See all blog posts

ScyllaDB Open Source Release 2.1.4

ScyllaDB Release

Today we released ScyllaDB Open Source 2.1.4, a bugfix release of the ScyllaDB 2.1 stable branch. Release 2.1.4, like all past and future 2.x.y releases, is backward compatible and supports rolling upgrades.

Critical Patch

ScyllaDB 2.1.4 fixes a possible data loss when using Leveled Compaction Strategy #3513. The issue causes ScyllaDB to miss a small fraction of data in a full table scan. This was originally observed in decommission (which performs a full table scan internally), where some data (<1% in a test) was not streamed.

In addition to a full scan query, scans are used internally as part of compaction and streaming, including decommission, adding a node, and repairs. Our investigation into the matter concluded that ScyllaDB can cause data loss while running any of these actions.

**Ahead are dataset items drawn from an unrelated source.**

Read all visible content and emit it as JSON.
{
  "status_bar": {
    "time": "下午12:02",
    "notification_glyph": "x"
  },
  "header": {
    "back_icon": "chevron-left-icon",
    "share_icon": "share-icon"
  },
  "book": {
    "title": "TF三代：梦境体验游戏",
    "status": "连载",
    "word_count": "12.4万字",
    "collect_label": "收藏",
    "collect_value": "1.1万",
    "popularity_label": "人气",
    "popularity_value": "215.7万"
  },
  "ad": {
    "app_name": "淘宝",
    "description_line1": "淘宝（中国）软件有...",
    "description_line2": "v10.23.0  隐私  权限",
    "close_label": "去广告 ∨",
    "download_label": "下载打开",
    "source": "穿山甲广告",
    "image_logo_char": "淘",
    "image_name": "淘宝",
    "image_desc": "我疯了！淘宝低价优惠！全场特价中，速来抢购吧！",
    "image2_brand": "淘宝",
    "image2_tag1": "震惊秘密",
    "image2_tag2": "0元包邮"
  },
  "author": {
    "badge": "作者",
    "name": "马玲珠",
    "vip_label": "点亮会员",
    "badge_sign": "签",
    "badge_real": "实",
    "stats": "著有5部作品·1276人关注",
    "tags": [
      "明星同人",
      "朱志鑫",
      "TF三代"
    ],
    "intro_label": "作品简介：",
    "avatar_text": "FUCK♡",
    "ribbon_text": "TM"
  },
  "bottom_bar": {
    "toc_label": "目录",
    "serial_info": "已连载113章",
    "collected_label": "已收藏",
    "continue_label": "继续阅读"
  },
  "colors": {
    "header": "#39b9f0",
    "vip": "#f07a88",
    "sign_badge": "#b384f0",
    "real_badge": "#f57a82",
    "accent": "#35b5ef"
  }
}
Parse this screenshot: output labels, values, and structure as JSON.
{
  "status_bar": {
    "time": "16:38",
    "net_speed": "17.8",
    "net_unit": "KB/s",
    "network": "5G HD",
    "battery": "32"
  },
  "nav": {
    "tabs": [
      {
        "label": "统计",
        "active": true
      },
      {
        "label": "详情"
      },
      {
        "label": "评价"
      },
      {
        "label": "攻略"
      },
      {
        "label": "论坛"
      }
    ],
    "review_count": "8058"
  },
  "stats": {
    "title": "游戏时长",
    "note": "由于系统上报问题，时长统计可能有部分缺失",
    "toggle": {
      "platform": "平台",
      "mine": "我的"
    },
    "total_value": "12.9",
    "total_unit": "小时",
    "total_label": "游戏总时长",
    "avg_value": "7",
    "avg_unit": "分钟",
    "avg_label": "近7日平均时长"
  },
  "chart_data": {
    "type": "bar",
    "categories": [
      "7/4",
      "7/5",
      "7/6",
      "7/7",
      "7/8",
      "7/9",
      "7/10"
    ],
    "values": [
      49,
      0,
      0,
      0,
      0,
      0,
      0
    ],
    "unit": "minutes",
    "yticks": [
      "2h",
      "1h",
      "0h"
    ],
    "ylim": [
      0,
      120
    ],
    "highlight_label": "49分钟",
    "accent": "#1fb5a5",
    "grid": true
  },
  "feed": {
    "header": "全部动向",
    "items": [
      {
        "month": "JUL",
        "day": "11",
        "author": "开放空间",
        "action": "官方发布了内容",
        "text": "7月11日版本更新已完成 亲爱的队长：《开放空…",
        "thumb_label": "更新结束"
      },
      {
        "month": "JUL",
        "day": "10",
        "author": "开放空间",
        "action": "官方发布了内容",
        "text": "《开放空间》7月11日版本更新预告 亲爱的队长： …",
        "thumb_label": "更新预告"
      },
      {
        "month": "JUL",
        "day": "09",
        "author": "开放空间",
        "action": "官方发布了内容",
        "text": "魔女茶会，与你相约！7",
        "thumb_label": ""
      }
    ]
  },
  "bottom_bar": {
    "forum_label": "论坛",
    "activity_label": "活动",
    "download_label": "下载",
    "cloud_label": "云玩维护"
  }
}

The issue is limited to tables using LCS and does not affect tables using other compaction strategies. If you are using LCS, you should upgrade to ScyllaDB 2.1.4 ASAP. 

Action to Take

The problem may be mitigated by restoring backups of the relevant table. If you are using LCS and have relevant backups, please contact our support team for additional information on how to run the restore procedure.

How This Happened

We take data integrity very seriously and are investigating why this issue was not identified earlier. Our initial findings are that a low-level optimization around disjoint SSTable merging introduced the bug in the 2.1 release. It surfaced only in our 2.2 testing since it happened very rarely with 2.1 based code. The ScyllaDB cluster test suite did detect the issue, however, meeting quorum persistence papered over it together with the test suite itself – one of the roles of this suite is to run disruptors (corruption emulation, node and data center failures) against the cluster and to trigger corruptions and repairs. The bug was not identified since the test suite incorrectly concluded that it is part of the disruptor activity of the suite. We are now working to improve the cluster test suite’s ability to detect errors.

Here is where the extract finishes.